In this context, the 10 Internet Rights and Principles outline the core demands in order to defend and expand the Internet as a space which is empowering, open and accessible to all. To this end, they identify the main requirements that should be met in the online environment, with regards to: universality and equality; rights and social justice; accessibility; expression and association; privacy and data protection; life, liberty and security; diversity; network equality; standards and regulation; and Governance. Such guidelines for policy and practice are much needed at a time where human rights and social justice are under a double threat on the Internet, from governments (both authoritarian and democratic) who seek to control it, and from businesses who seek to monetise it.
The 10 Internet Rights and Principles were launched at the second expert meeting on "Freedom of Expression and the Internet" in Stockholm, convened on 30-31 March 2011 by the Swedish Ministry for Foreign Affairs.

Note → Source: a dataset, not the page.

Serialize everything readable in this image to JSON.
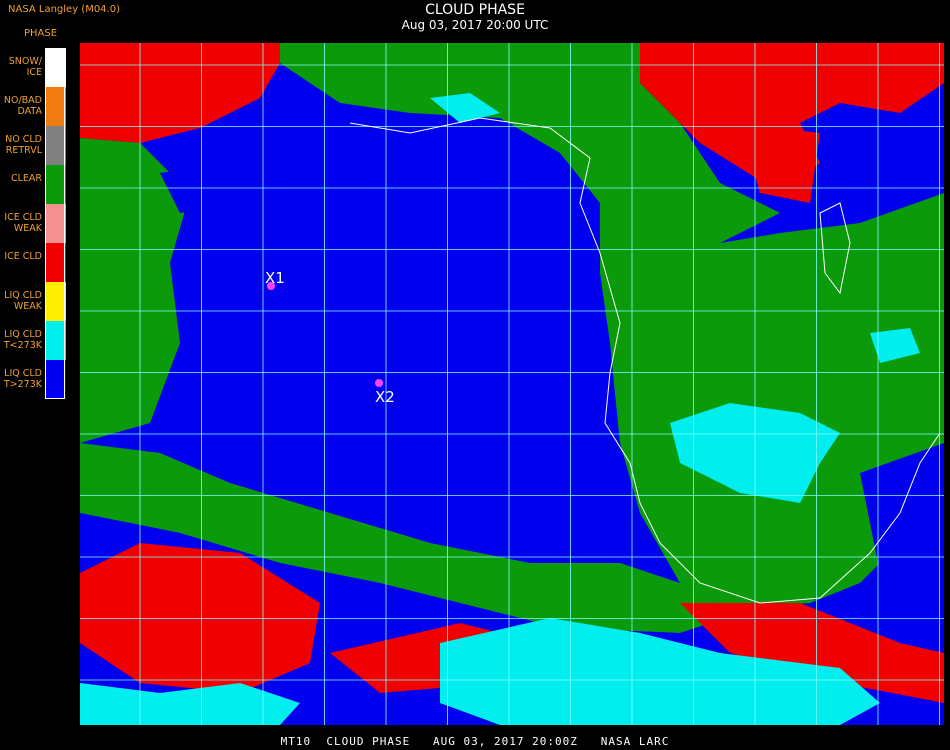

The UN Special Rapporteur for Freedom of Opinion and Expression and the OSCE Representative on Freedom of the Media, who attended this launching event, welcomed this initiative.
The DC-IRP is an international multi-stakeholder network of people and organisations - among them a number of EDRi members and observers - who are working to uphold human rights on and through the Internet. Its Charter is currently released as a beta version, and the Coalition welcomes comments and contributions on its website. The 10 Internet Rights and Principles derive from the Charter, distilling it down into 10 core demands. They are already available in more than 15 languages, with further translations still expected.